Informations sur le 10 Chemin de la Grande Pelouse, Le Vésinet : Une Plongée au Cœur de la Ville-Parc

Plan du Vésinet mettant en évidence la Grande Pelouse et les chemins

Le Vésinet, une commune unique en France, est réputée pour son statut de "ville parc", caractérisée par une conception paysagère où rivières, pelouses et maisons sont entourées d'immenses jardins. Au cœur de cette singularité, le 10 Chemin de la Grande Pelouse occupe une place particulière, révélant à la fois des informations pratiques sur les entreprises qui y sont domiciliées et des aspects historiques et environnementaux de ce quartier paisible.

Les Registres Officiels et l'Identification des Structures

Toutes les structures référencées sur les sites d'information sont inscrites à un ou plusieurs référentiels publics, garantissant la traçabilité et la conformité de leur existence légale. Parmi ces registres figurent la base Sirene tenue par l'Insee, le Registre National des Entreprises (RNE) et le Registre National des Associations (RNA).

L'Extrait RNE, qui est le justificatif d'immatriculation de l'entreprise, contient des données équivalentes à celles d'un extrait KBIS/D1. Ces documents sont essentiels pour toute démarche administrative et commerciale.

Le Domicile d'ISABELLE LOUIS COMMUNICATION au 19 Chemin de la Grande Pelouse

Une entité légale nommée ISABELLE LOUIS COMMUNICATION, identifiée par le Siren 519072334, a été domiciliée au 19 Chemin de la Grande Pelouse, 78110 Le Vésinet. Cette SARL, dotée d'un capital social de 4000 euros, a été immatriculée au RCS de Versailles. Aux termes d'une assemblée générale extraordinaire en date du 31/07/2024, l'associé unique a pris la décision de la dissolution de l'entreprise et de sa mise en liquidation amiable à compter du même jour. Mme LOUIS Isabelle a été nommée liquidatrice et le siège de liquidation a été fixé au siège social de l'entreprise, confirmant ainsi le 19 Chemin de la Grande Pelouse comme point de référence pour les procédures de liquidation. À partir du 31 juillet 2024, l'accès aux informations relatives aux bénéficiaires effectifs (RBE), qui étaient jusqu'ici publiques, est restreint.

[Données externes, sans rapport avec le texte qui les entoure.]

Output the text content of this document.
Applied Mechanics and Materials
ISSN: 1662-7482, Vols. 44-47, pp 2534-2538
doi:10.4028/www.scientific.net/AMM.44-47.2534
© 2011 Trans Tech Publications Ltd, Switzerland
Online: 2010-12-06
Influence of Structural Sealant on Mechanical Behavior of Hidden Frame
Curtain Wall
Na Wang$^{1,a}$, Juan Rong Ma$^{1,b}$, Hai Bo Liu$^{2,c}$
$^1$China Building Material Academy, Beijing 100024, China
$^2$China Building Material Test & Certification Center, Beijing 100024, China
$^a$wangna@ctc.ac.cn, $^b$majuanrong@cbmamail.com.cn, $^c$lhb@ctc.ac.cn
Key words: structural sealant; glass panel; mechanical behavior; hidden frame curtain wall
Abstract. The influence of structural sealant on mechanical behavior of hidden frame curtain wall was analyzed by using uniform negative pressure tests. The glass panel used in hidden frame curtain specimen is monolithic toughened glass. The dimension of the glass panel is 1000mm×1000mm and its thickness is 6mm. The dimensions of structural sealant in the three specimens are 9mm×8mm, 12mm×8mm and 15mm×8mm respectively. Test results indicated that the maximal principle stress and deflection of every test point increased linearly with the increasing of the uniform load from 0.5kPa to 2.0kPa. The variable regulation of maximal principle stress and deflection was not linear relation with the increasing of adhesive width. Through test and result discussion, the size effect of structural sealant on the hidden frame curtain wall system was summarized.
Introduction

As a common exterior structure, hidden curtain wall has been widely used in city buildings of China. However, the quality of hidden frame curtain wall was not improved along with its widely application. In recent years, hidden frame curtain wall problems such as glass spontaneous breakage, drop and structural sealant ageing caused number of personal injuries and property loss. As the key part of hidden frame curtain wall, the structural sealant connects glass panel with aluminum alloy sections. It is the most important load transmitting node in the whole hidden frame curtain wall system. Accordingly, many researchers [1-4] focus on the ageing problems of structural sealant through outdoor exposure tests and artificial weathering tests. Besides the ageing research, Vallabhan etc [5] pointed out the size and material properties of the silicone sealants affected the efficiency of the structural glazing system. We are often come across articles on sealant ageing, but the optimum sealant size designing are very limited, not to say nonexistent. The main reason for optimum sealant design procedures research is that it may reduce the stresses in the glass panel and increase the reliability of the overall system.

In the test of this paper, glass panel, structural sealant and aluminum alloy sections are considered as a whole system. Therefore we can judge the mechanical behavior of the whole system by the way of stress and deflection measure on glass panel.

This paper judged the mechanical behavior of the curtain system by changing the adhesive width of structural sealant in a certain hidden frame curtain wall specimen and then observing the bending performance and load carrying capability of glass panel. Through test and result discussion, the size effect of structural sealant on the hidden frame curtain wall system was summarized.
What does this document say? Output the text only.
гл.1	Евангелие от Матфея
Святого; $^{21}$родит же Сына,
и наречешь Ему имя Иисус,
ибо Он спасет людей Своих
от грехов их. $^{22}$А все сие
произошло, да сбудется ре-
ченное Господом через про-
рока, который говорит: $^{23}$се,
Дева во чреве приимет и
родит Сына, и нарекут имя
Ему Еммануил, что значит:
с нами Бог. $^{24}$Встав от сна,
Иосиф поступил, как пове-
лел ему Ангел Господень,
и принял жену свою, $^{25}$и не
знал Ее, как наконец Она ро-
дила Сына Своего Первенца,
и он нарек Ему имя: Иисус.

Les Données d'Immatriculation et d'Activité d'une Structure

Une structure est inscrite dans la base Sirene tenue par l’Insee, depuis le 06/02/2023, avec une mise à jour effectuée le 06/12/2025. Elle est également immatriculée au Registre National des Entreprises (RNE) depuis le 11/02/2023, la dernière mise à jour remontant au 19/05/2024. Le RNE, tenu par l'INPI, est le registre qui liste les entreprises de France.

Les informations disponibles concernant cette structure comprennent sa dénomination, son numéro SIREN, le SIRET de son siège social, son numéro de TVA Intracommunautaire et son numéro EORI. Le numéro EORI (Economic Operator Registration and Identification) est un identifiant unique communautaire crucial pour identifier l'entreprise dans ses relations avec les autorités douanières.

L'activité principale de la structure est définie par le code NAF/APE, avec une mention spécifique pour le code NAF 2025. Le code NAF 2025 est une variable issue de la nouvelle nomenclature d’activités de l’Insee, qui sera applicable à partir du 1ᵉʳ janvier 2027 et coexistera jusqu’à la fin de l'année 2026 avec la NAF actuellement en vigueur. Des informations complémentaires sur la nomenclature NAF 2025 sont disponibles sur le site de l'Insee.

L'adresse postale, la forme juridique, et l'effectif salarié sont également des données renseignées. L’effectif salarié, une variable qui s’affiche à partir de deux données de l’Insee (la tranche d’effectifs salariés, donnée statistique arrêtée au 31/12 de l’année n-2, et le caractère employeur des établissements, données déclaratives maintenues par l'URSSAF), était de 1 ou 2 salariés en 2023. La catégorie d'entreprise, une variable statistique calculée par l'Insee et non utilisable à des fins administratives, est aussi mentionnée.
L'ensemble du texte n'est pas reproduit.